Для сравнения укажем, что накануне и в начале 1905 года «генералы» большевистской партии – члены и агенты ЦК (всего 11 человек) получали от партии по 100 рублей на каждого в месяц (независимо от их семейного положения, образа жизни и возможностей побочного заработка)[533]. Официально и содержание Азефа от его партии было примерно на таком же уровне – он получил постоянный оклад в 125 рублей в месяц.

Но в то же саме время в руках Азефа было практически бесконтрольное использование средств Боевой Организации, с 1903 года находившихся в его полном распоряжении. Одновременно и его жена, состоявшая официальным представителем Партии социалистов-революционеров в Париже имела доступ к партийным деньгам, которыми она «пользовалась без всякого контроля»[534].

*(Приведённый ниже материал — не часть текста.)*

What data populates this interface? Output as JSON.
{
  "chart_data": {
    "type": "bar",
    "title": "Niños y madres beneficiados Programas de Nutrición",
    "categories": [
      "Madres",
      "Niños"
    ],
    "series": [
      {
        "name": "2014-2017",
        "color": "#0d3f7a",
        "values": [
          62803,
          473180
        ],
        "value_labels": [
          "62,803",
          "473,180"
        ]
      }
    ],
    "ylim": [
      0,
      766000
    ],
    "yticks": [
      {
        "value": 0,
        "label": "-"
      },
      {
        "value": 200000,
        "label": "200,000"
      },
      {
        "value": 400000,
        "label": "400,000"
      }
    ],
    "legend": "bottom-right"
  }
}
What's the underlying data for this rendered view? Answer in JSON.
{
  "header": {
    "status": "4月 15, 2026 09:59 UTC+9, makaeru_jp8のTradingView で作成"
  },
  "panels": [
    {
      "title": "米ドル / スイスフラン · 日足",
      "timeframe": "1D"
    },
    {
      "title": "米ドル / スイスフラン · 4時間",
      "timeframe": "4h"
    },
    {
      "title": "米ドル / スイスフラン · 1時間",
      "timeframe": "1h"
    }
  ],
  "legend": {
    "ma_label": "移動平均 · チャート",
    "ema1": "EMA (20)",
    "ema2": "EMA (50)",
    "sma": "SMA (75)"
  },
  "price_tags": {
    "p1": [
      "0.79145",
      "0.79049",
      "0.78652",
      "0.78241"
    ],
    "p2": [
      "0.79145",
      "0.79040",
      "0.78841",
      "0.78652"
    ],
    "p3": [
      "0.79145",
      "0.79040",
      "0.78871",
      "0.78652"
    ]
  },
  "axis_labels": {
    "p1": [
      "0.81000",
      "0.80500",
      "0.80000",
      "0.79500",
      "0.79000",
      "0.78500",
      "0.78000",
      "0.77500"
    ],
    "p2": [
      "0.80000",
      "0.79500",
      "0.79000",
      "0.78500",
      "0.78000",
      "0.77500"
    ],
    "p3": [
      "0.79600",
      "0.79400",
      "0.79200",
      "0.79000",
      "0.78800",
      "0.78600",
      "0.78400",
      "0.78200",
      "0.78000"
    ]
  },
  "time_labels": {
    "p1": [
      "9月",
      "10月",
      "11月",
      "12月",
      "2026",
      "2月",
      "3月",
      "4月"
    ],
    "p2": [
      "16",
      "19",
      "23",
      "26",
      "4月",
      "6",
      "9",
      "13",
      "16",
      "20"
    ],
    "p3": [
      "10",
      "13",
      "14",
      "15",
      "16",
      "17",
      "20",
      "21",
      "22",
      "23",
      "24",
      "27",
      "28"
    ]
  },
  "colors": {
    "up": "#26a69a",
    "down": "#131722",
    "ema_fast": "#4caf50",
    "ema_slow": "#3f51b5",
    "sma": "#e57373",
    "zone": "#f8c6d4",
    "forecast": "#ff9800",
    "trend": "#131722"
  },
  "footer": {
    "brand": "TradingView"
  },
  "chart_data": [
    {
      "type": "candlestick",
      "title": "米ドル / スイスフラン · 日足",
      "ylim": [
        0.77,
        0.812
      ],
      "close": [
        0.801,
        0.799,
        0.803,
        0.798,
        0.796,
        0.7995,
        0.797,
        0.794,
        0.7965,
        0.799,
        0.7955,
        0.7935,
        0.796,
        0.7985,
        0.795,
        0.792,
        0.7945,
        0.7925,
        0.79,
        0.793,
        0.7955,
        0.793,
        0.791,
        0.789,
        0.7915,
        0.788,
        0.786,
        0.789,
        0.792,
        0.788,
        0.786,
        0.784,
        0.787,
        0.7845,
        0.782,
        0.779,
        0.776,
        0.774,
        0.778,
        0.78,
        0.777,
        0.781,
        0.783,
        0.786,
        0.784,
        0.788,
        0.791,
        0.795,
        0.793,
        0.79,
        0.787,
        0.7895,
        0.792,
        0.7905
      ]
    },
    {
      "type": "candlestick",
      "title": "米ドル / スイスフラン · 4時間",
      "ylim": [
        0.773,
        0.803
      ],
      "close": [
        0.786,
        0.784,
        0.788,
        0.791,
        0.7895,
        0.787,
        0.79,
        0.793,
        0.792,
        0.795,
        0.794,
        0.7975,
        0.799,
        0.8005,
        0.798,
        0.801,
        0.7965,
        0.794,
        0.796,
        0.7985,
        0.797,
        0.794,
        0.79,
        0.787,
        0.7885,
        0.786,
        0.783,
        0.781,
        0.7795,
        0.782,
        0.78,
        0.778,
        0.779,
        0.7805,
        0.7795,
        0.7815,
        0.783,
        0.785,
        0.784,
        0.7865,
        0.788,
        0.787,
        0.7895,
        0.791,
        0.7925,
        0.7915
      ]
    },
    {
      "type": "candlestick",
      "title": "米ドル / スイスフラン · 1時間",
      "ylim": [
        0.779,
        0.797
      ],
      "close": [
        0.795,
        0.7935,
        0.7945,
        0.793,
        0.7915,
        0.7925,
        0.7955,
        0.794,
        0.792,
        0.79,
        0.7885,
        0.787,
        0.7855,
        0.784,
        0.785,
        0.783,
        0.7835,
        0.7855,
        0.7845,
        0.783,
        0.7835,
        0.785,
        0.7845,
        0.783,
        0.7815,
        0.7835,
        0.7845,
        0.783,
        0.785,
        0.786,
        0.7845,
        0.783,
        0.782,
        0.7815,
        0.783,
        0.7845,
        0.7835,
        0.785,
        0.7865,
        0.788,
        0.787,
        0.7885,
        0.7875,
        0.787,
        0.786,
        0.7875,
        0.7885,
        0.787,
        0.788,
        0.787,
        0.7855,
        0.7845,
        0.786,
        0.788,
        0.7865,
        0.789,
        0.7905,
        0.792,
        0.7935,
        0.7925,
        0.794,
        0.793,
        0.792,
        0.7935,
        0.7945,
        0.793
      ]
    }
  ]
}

Последнее, однако, едва ли поддается однозначной трактовке, поскольку «Азеф ругал жену за каждую копейку, был противником любых трат, внешне они жили весьма скромно, хотя сам Азеф любил удобства, хорошие костюмы, короче говоря, „жизнь“ во всех ее проявлениях»[535].

Позднее Л.П.Менщиков, один из ближайших сотрудников Зубатова, а затем и Герасимова, выражал недоумение и возмущение деятельностью Азефа: последний получал бешеные деньги, а за все годы сотрудничества (1901-1908) выдал полиции всего нескольких революционеров, да и то большинство из них – уже известных и преданных другими полицейскими провокаторами, о чем Азеф мог знать или догадываться, и завершал анализ его деятельности вопросом (не известно, насколько искренним): «Кто же в сущности был Азеф? Кому же он служил в действительности?»[536].

К окончательному ответу на этот вопрос мы еще вернемся, а в отношении 1901-1903 годов определенно скажем, что Азеф выполнял специальную миссию, возложенную на него Зубатовым.

В декабре 1901 года в Берлине и произошла встреча Гершуни с Азефом.